Ancares, con Mercedes Peón y Pepe Ferreirós (Milladoiro) a la gaita, introdujo las primeras muescas de emoción. Las apoyaturas del vídeo, concebidas por Lara Bacelo para Nonsi Servizos Culturais, enseñaron el rostro de Manuel María (uno de los poetas más musicados del país) y a Manuela da Carrioza o Darío Xohán Cabana hablando de los "tiempos heroicos", e introdujeron planos sobre diferentes realidades de la imposición idiomática.

'Cantiga de Berce'

"Todo lo que queda por hacer", en palabras de Carme Vázquez para la Cantiga de Berce: "Durme, meu neno, durme, niste colo, que esta terra de escravos non ten odio". "Ten séculos de espranza, agardada, que pón hoxe nos fillos que amamanta". Aquí ya hubo lágrimas. De los hijos, hoy convertidos en padres.
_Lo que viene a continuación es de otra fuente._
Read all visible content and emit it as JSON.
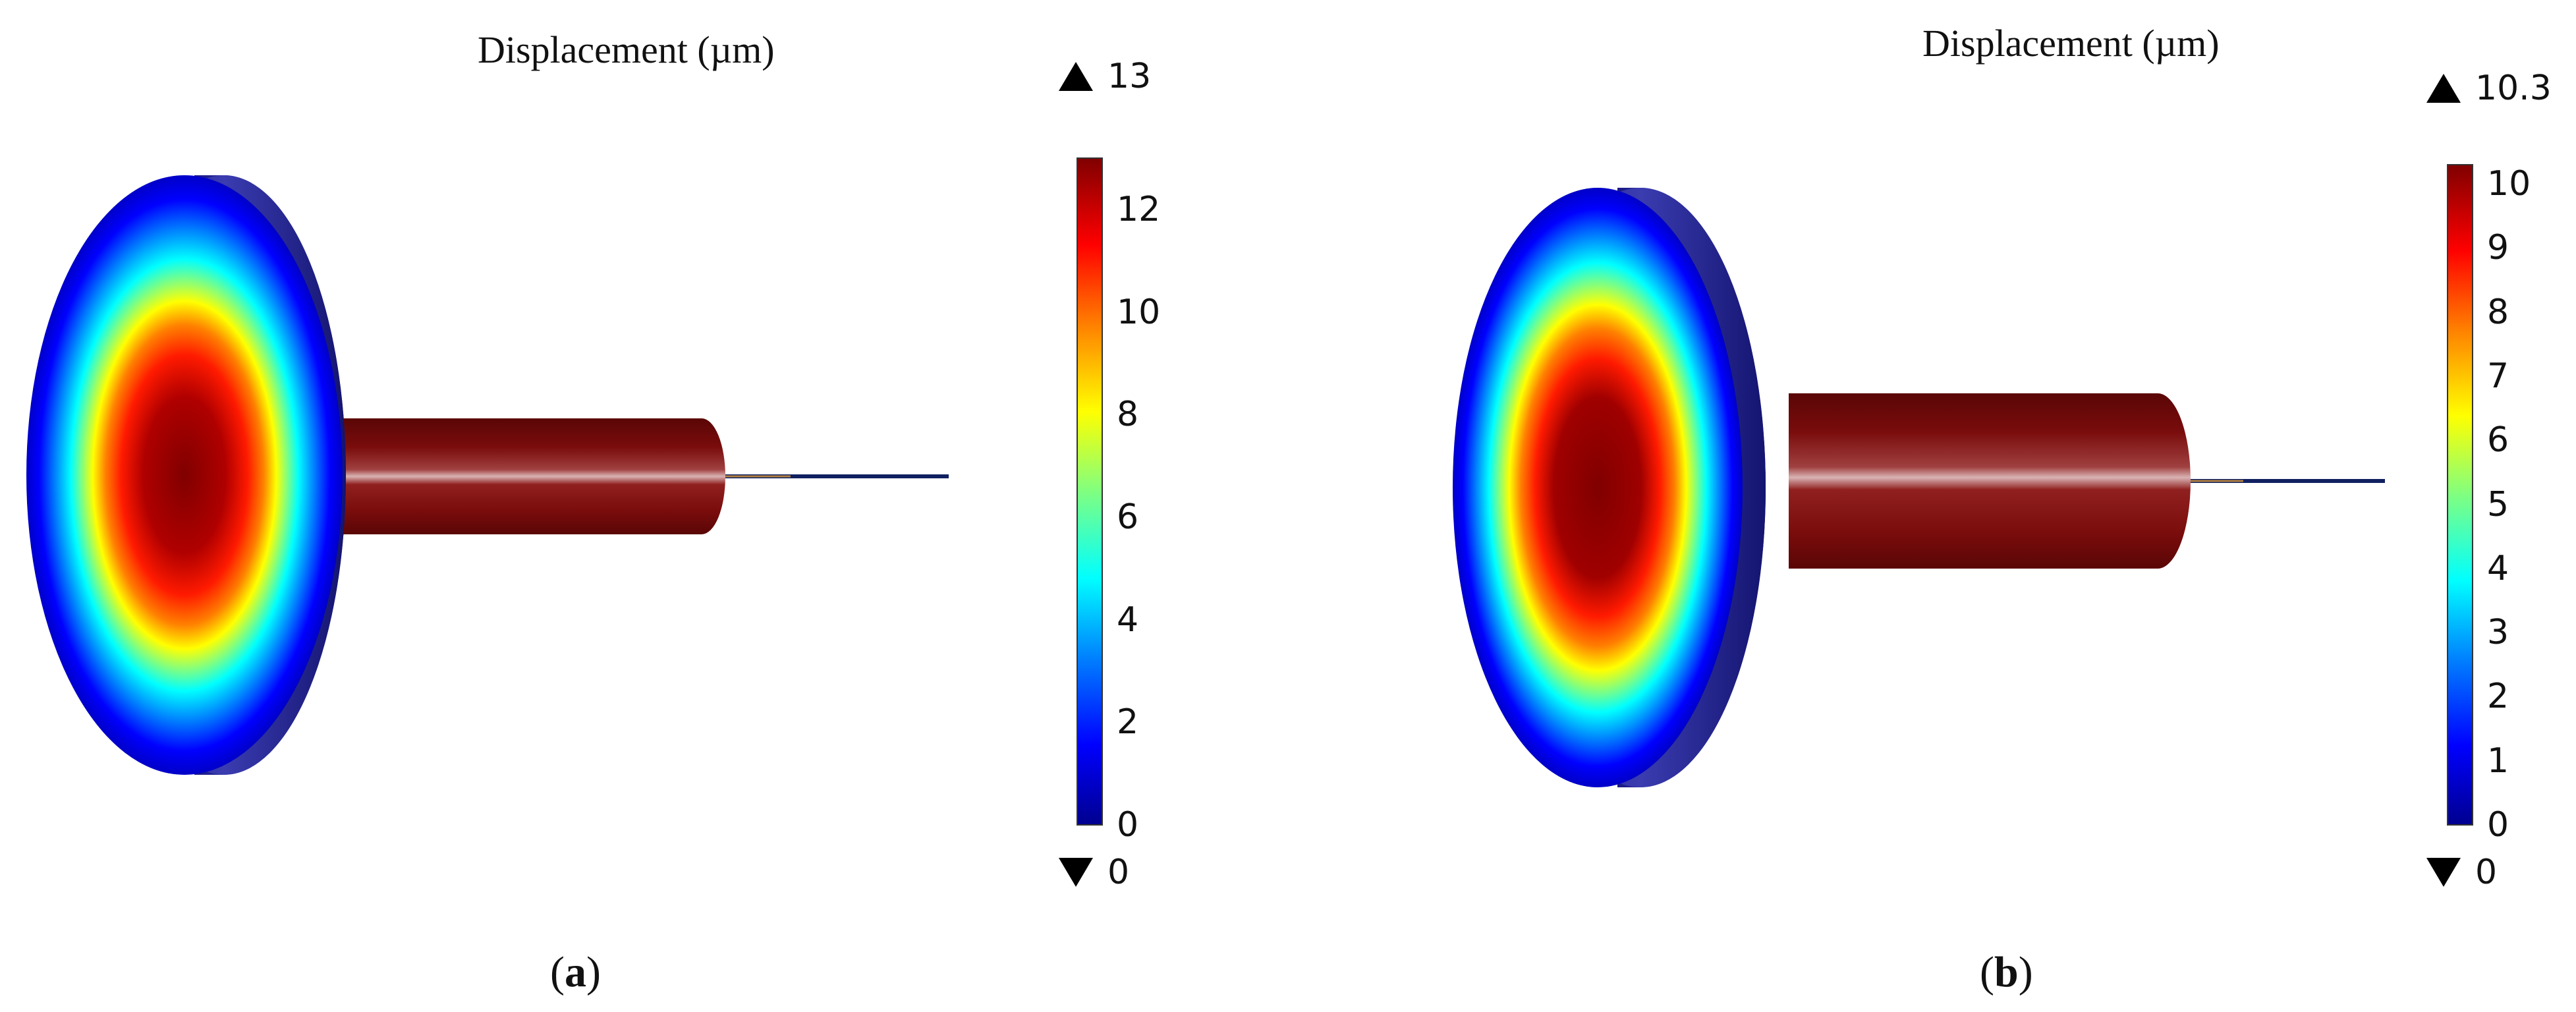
{
  "colors": {
    "colormap": [
      "#00008f",
      "#0000ff",
      "#0080ff",
      "#00ffff",
      "#80ff80",
      "#ffff00",
      "#ff8000",
      "#ff0000",
      "#800000"
    ],
    "rod": "#7a0c0c",
    "rod_highlight": "#d9b3b3",
    "disk_edge": "#1c1e8c",
    "wire": "#102060"
  },
  "panels": [
    {
      "id": "a",
      "title": "Displacement (µm)",
      "sublabel_letter": "a",
      "max_label": "13",
      "min_label": "0",
      "colorbar_min": 0,
      "colorbar_max": 13,
      "ticks": [
        "0",
        "2",
        "4",
        "6",
        "8",
        "10",
        "12"
      ],
      "tick_values": [
        0,
        2,
        4,
        6,
        8,
        10,
        12
      ]
    },
    {
      "id": "b",
      "title": "Displacement (µm)",
      "sublabel_letter": "b",
      "max_label": "10.3",
      "min_label": "0",
      "colorbar_min": 0,
      "colorbar_max": 10.3,
      "ticks": [
        "0",
        "1",
        "2",
        "3",
        "4",
        "5",
        "6",
        "7",
        "8",
        "9",
        "10"
      ],
      "tick_values": [
        0,
        1,
        2,
        3,
        4,
        5,
        6,
        7,
        8,
        9,
        10
      ]
    }
  ]
}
La revisión de los registros del grupo, de las panxoliñas a la canción protesta, fue enhebrada por Xosé Lois Romero (Nova Galega de Danza), que coordinó el trabajo de los músicos de apoyo. Nueve artistas, desde el clarinetista Benxamín Otero (Linho do Cuco) o el guitarrista Guille Fernández (Berrogüetto, Espido) al percusionista Roi Adrio o el cuarteto de cuerda Saiva Nova. "Éstos ya fueron a escuelas de música", bromeaba un paisano de la edad de Moncho Díaz.

El diálogo intergeneracional se fue completando con el pase de invitados. Además de los ya citados, y con las ausencias de Mini y Mero, en A Quenlla desde 1984, las voces de Guadi Galego, Uxía Senlle o Xabier Díaz, y las intervenciones de Rodrigo Romaní, la cantante Sabela o el pianista y acordeonista Miguel Lustres convirtieron Terra de Soños, que saldrá en CD-DVD, además de emitirse por TVG, en una ceremonia de dignificación de la música gallega. Popular, para más señas, y de orientación folk.

El público se abrasó las manos con piezas populares como O estraperlo, O carro, A Carolina, O afiadore o As pachocas, referentes de un mundo rural en extinción, si bien las emociones más tangibles retornaron con las canciones melancólicas del compromiso. Desde el Iste vaise de Rosalía a Muller, con la vieja letra de Marica Campo en boca de Antón Castro: "Xa poden falar en Madrid con palabras ben fermosas / que nunca, nunca, nos han pagar a nosa fame de outrora".

Después de varios amagos, Fuxan os Ventos llamó a todo el mundo para cantar Sementeira, el estándar de Luis Álvarez Pousa y Mini. La fiesta retrospectiva terminó con el auditorio puesto en pie, entonando con alegría el "loguiño de crarear".

* Este artículo apareció en la edición impresa del domingo, 19 de octubre de 2008.